Excerpts from Performances

TETHEr

TETHER, for modular synthesizers, dancer, and live projections, (2023-2024)

Luana Borges (visuals) Kristen Bernier (movement) Kari Watson (sound)

TETHER, a performance piece for three modular synthesizers, dancer and live projections, was created in collaboration with film maker and video artist Lua Borges and dancer Kristen Bernier in 2023.

Lasting 60 minutes, TETHER is performed in complete darkness, the only light source coming from two projectors operated by Lua Borges. One is a handheld digital projector, and the other is an overhead analog projector; both cast digital and analog projections onto a large mesh fabric loop. Bound together by this fabric loop, I move between synthesizer stations, patching and playing while pushing and pulling amidst and against Kristen within the fabric.
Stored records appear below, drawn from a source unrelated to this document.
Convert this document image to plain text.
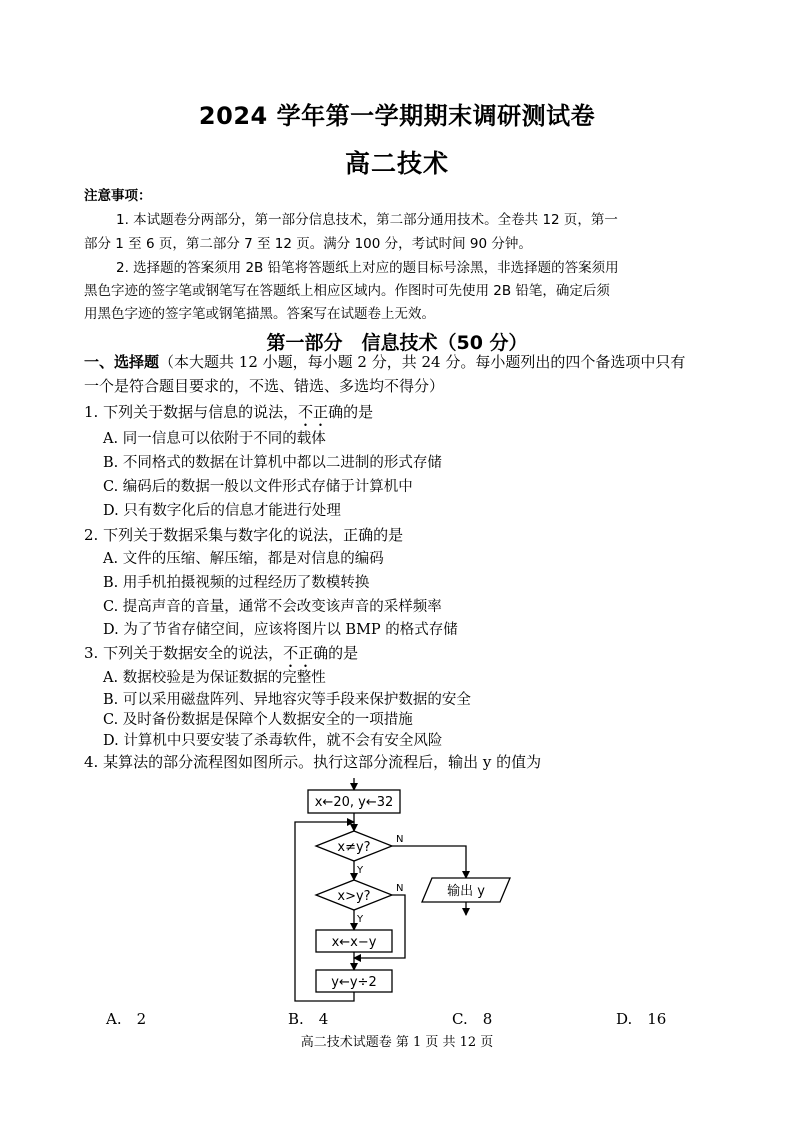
2024 学年第一学期期末调研测试卷
高二技术
注意事项：
1. 本试题卷分两部分，第一部分信息技术，第二部分通用技术。全卷共 12 页，第一
部分 1 至 6 页，第二部分 7 至 12 页。满分 100 分，考试时间 90 分钟。
2. 选择题的答案须用 2B 铅笔将答题纸上对应的题目标号涂黑，非选择题的答案须用
黑色字迹的签字笔或钢笔写在答题纸上相应区域内。作图时可先使用 2B 铅笔，确定后须
用黑色字迹的签字笔或钢笔描黑。答案写在试题卷上无效。
第一部分　信息技术（50 分）
一、选择题（本大题共 12 小题，每小题 2 分，共 24 分。每小题列出的四个备选项中只有
一个是符合题目要求的，不选、错选、多选均不得分）
1. 下列关于数据与信息的说法，不正确的是
A. 同一信息可以依附于不同的载体
B. 不同格式的数据在计算机中都以二进制的形式存储
C. 编码后的数据一般以文件形式存储于计算机中
D. 只有数字化后的信息才能进行处理
2. 下列关于数据采集与数字化的说法，正确的是
A. 文件的压缩、解压缩，都是对信息的编码
B. 用手机拍摄视频的过程经历了数模转换
C. 提高声音的音量，通常不会改变该声音的采样频率
D. 为了节省存储空间，应该将图片以 BMP 的格式存储
3. 下列关于数据安全的说法，不正确的是
A. 数据校验是为保证数据的完整性
B. 可以采用磁盘阵列、异地容灾等手段来保护数据的安全
C. 及时备份数据是保障个人数据安全的一项措施
D. 计算机中只要安装了杀毒软件，就不会有安全风险
4. 某算法的部分流程图如图所示。执行这部分流程后，输出 y 的值为
x←20, y←32
x≠y?
x>y?
x←x−y
y←y÷2
输出 y
N
Y
N
Y
A.　2	B.　4	C.　8	D.　16
高二技术试题卷 第 1 页 共 12 页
TETHER’s musical score is made up of 8 outputs from 3 euro rack modular synthesizers bedded by an underlying tape part. Each individual output from the synthesizers acts as an autonomous sound source, morphing and transforming throughout the course of the performance, bending and blurring with one another via cross synthesis. Over the course of the piece, patches are constructed and altered, continually moving the listeners through a dynamically layered and evolving sonic environment. TETHER’s tape part features custom convolution reverbs that I created by capturing heartbeats from Lua, Kristen and myself with a stethoscope microphone, resulting in three unique “chest cavity” convolution reverbs. This emphasis on the interior body plays off of the TETHER as a corollary to our first tether, the umbilical cord. The sheer fabric loop acts as a continually shifting canvas for the projection, with both Kristen and I enveloped. Limbs and torsos emerge, legible, but the fabric tether continues to mask and morph our bodies towards the creation of a hybridized organism. Here, the fabric loop serves as a multifarious mediator between bodies, sound, visuals, and movement, all intersecting and colliding, bound together in a network of shifting negotiations. Furthermore, our bodies become limiting factors for the other, providing a counterforce to physically navigate. Lua’s projection canvas is continuously evolving, impacted by our bodies, both individually, and as a joint force. Simultaneously, I navigate the sonic webs of synthesis that accumulate across the three modular synthesizer patches, and move between the three, navigating the various outputs to create a consistently evolving sonic canvas.